Saturday, 5 September 2009

Photo editing

Today I was just finishing off the processing of the photos I took on the walk with Rad yesterday morning.

Also in the afternoon I played on Animal Crossing and watched 'Torn Curtain' with Moccle, Alfred Hitchcock's critique on how Americans don't have any original ideas and have to steal them from other people. It was pretty boring, and it's weird how Hitchcock often makes his sets very visible as being a set. I guess there's a reason why he did it (it's obvious he does it on purpose), but it just seems strange to me.

I also read a critique of French films, which was funny because it's true
In your typical French drama, things start gloomy, then something goes wrong, someone will think things are going to become better, then everything actually get worse and in the end everyone is dead or lost in a state of complete desperate misery.


In the evening I also started cutting out (in photoshop) pog series 2.

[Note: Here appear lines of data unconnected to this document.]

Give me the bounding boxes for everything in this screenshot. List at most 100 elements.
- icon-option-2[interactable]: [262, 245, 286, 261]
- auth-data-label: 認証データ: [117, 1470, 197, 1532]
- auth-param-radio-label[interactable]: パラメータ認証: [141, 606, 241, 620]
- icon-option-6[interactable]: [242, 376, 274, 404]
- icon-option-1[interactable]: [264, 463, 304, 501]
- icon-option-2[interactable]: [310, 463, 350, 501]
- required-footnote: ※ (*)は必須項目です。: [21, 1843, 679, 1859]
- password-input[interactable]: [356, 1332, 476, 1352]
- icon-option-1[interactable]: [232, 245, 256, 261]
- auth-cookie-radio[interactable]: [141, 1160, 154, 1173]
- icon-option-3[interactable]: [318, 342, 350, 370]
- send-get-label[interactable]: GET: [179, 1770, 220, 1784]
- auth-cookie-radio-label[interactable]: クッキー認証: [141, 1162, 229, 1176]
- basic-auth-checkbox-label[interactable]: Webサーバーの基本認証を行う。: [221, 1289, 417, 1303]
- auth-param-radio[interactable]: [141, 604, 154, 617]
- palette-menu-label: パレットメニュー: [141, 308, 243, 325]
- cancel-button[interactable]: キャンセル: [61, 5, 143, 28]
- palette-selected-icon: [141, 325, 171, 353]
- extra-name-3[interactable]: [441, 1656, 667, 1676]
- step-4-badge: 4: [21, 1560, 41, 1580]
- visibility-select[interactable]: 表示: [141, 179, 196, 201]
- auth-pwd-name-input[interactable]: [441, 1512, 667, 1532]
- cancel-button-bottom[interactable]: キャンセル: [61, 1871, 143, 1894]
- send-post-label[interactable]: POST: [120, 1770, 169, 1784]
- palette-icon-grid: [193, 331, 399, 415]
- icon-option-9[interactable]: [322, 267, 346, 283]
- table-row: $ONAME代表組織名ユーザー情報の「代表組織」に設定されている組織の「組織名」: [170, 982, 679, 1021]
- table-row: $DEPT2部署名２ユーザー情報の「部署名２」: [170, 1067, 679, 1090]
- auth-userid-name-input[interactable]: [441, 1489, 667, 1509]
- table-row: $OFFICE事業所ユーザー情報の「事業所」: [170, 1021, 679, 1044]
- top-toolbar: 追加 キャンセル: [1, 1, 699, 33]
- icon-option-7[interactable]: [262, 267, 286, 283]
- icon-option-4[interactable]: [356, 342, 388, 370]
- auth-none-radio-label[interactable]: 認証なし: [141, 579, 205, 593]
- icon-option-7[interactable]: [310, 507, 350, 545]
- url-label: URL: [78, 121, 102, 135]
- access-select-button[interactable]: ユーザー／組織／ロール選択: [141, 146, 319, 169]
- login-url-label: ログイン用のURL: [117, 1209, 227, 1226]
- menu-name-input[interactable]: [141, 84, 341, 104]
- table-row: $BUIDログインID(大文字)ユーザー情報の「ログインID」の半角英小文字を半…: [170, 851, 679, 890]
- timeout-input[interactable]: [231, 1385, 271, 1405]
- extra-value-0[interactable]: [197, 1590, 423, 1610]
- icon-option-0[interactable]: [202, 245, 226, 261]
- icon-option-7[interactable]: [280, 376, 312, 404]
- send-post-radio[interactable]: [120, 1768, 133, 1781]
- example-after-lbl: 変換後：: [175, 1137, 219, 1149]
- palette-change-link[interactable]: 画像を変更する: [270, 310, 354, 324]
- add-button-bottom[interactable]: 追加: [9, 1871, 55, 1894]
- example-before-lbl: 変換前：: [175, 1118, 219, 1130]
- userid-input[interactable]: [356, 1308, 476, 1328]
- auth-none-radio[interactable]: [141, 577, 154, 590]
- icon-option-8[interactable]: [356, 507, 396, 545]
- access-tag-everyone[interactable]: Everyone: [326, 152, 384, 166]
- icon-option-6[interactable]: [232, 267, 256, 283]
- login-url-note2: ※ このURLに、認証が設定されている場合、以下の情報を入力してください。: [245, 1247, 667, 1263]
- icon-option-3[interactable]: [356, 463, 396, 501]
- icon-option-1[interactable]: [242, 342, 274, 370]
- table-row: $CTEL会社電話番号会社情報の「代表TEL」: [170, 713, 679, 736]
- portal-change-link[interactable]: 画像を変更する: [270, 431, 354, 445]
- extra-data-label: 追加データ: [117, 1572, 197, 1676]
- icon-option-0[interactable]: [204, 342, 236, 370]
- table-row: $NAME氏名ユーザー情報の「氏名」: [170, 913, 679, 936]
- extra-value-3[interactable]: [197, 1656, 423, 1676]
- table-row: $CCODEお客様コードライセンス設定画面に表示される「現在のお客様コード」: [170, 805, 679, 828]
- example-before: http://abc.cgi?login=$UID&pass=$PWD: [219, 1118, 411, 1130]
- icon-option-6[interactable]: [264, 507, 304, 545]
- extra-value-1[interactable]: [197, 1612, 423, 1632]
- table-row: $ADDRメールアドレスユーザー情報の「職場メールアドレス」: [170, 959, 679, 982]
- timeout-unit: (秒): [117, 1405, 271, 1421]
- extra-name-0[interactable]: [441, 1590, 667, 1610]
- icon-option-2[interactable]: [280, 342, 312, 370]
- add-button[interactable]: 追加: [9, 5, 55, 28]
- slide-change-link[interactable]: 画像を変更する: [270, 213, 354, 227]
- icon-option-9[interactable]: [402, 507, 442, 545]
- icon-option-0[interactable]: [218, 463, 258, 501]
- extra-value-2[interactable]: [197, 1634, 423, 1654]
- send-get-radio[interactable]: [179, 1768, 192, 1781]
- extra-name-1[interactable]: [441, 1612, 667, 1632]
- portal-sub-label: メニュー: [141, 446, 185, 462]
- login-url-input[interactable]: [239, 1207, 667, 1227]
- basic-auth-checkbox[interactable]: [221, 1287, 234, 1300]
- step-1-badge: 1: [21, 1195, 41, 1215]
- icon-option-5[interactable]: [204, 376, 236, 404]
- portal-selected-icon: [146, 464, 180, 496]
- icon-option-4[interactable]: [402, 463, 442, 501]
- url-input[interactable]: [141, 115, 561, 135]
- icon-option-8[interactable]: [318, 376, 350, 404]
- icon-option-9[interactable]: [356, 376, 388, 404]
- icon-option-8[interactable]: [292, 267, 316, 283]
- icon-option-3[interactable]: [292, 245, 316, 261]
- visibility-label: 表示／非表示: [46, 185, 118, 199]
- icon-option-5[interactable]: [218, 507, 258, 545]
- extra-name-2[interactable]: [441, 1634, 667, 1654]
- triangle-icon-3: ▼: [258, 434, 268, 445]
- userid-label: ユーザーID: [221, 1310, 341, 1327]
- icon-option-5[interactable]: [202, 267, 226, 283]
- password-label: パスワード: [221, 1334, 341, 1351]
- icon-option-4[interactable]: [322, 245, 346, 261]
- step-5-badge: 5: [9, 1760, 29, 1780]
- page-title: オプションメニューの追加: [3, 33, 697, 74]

The weather today was sunny in the morning, then had clouded over by lunchtime. It was overcast the rest of the day. It was quite cold and windy, though not quite as windy as it has been other days this week.

Food
Breakfast: Bowl of choco rice; cup o' tea.
Lunch: 2x cheese on toasts; bit of iceberg lettuce; cherry tomato; 3x plums; slice of ginger cake that me and L made the other day; Montana; cup o' tea; 3x pieces of Sainsbury's caramel chocolate; 2x pieces of Sainsbury's Turkish delight chocolate.
Dinner: Shepherd's pie; carrots; tomato ketchup. Pudding was a pancake with lemon juice and sugar. Coffee.